Die Bundesministerin der Verteidigung Ursula von der Leyen übergibt die Ernennungsurkunde für den 14. Beirat Innere Führung an den ehemaligen Staatssekretär im Bundesministerium der Verteidigung Thomas Kossendey.

Auch GfW-Präsidentin Ulrike Merten wurde als Repräsentantin  der größten und ältesten sicherheitspolitischen Bildungsorganisation, sie besteht seit 1952, in das Beratungsgremium der Bundesministerin für Verteidigung berufen. Sie ist nicht nur als GfW-Präsidentin mit den Fragen der vernetzten Sicherheitspolitik engstens vertraut, sondern bringt zugleich als langjährige Vorsitzende des Verteidigungsausschusses des Deutschen Bundestages ihre Erfahrungen aus dieser Zeit mit in den Beirat ein.

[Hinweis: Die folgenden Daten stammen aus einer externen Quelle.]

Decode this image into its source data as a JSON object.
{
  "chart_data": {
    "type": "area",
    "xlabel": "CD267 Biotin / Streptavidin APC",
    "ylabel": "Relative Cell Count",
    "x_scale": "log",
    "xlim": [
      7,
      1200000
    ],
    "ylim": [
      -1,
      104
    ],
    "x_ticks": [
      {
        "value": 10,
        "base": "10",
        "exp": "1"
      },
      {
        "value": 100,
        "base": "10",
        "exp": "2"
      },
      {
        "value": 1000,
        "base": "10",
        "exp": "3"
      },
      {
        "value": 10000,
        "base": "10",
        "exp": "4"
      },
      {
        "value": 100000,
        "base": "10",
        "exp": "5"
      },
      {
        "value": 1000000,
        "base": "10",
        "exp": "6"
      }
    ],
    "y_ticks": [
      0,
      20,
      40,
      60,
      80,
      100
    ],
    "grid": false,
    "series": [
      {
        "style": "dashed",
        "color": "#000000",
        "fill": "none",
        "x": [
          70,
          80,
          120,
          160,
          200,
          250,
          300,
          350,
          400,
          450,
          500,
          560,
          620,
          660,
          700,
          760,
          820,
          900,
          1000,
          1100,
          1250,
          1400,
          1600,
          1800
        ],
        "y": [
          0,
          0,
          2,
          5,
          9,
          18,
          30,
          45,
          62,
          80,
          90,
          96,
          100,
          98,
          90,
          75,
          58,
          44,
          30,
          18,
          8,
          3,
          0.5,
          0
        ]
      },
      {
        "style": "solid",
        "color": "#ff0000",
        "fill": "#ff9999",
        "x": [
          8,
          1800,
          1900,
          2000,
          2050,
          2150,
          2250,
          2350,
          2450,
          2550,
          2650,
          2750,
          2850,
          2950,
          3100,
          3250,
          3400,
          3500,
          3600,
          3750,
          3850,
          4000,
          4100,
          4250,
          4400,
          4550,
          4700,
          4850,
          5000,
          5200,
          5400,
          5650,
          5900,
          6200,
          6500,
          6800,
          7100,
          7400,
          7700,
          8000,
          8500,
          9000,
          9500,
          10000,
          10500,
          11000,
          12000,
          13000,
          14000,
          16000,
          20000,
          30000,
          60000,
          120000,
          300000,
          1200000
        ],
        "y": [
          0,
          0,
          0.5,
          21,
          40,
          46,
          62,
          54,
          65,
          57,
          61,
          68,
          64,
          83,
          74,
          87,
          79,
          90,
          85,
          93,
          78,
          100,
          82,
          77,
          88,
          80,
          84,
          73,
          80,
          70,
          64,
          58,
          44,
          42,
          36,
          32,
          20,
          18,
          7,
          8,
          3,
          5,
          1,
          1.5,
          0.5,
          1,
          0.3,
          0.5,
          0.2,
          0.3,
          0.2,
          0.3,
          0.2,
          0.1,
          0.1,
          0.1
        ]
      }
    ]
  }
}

Frau von der Leyen überreichte bei der konstituierenden Sitzung des Beirats am 9. Mai 2014 den insgesamt 21 Persönlichkeiten aus dem Bereich des öffentlichen Lebens im Berliner Bendlerblock ihre Berufungsurkunden und betonte dabei: „Wir brauchen ihre Expertise“. Zu den  Mitgliedern kommen sechs ständige Gäste. Die Mitglieder sind frei und unabhängig, nicht weisungsgebunden. Sie treten mehrmals im Jahr zu Vollsitzungen zusammen. In Arbeitsgruppen werden Empfehlungen für die Sitzung vorbereitet. 

Mit dem Beirat für Fragen der Inneren Führung, der erstmals am 27. Juni 1958 unter dem damaligen Verteidigungsminister Franz-Josef Strauß einberufen wurde, haben die Streitkräfte ein Gremium eigener Bundeswehrtradition, dass zum Leitbild des „Staatsbürgers in Uniform“ beigetragen hat.